Trifles such as these help to set a tone. The tone in Leo’s Rome was broadminded and gay. Taken in conjunction with his patronage of learning, Latin literature, Italian comedy and the plastic arts, Leo may be said to have achieved his ambition of making Rome the most civilized city in Europe. At any rate it was now the place where everyone wanted to be. During Leo’s reign more than 20,000 people came to swell the population, to savour the precious freedom and versatility of talent that Erasmus praised in a nostalgic letter, to see the fine new houses and the gardens which Julius had popularized. In one of the gardens belonging to a papal employee named Angelo Colocci writers and humanists liked to gather, and the mood of Leo’s Rome is summed up in a fountain that played beside a little statue bearing the inscription: ‘I am the spirit of joy, yield to my law or else go away.’
Leo himself liked to think that the spirit of his pontificate was embodied in a remarkable elephant. Captured in India, the elephant was sent as a gift to the Pope by the King of Portugal. In colour white, ‘the size of three oxen, with the pace of a tortoise’, it paraded through Rome carrying in a howdah jewels, brocade and pearls worth 60,000 ducats. Leo watched from a window of Castel S. Angelo; the great loping beast genuflected three times to him, bending its head low, and made a noise described as ‘bar, bar, bar!’ It then plunged its trunk into a cistern and, to the crowd’s delight, sent a spray of water almost up to the window.

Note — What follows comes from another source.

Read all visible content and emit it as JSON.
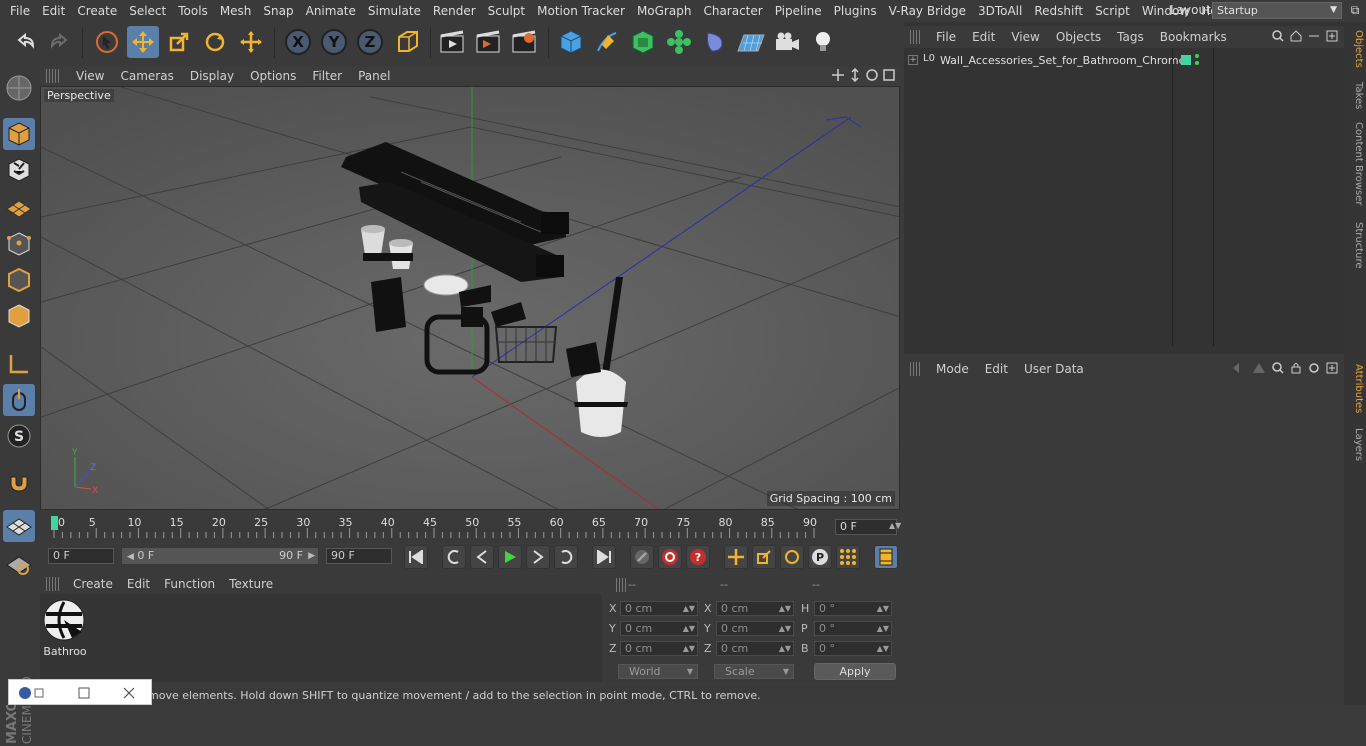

Leo, who liked animals, was captivated by the elephant, just as Lorenzo had been by the Sultan of Egypt’s giraffe. He kept it in the Belvedere, commissioned its portrait, in intarsia, for one of the doors of his private apartments, and had his poets celebrate the elephant’s size, intelligence and classical associations. He decided to call it Annone, after the Carthaginian general Hanno, thus making it a symbol of Rome’s glories. But this did not exhaust the beast’s significance. According to Pliny, elephants are the only animals who say their prayers. They are also temperate, benign—they possess no gall—and chaste, for they can breed only after having absorbed, as an aphrodisiac, mandragora root. So Annone was an apt symbol of Christian Rome, heir to past glories.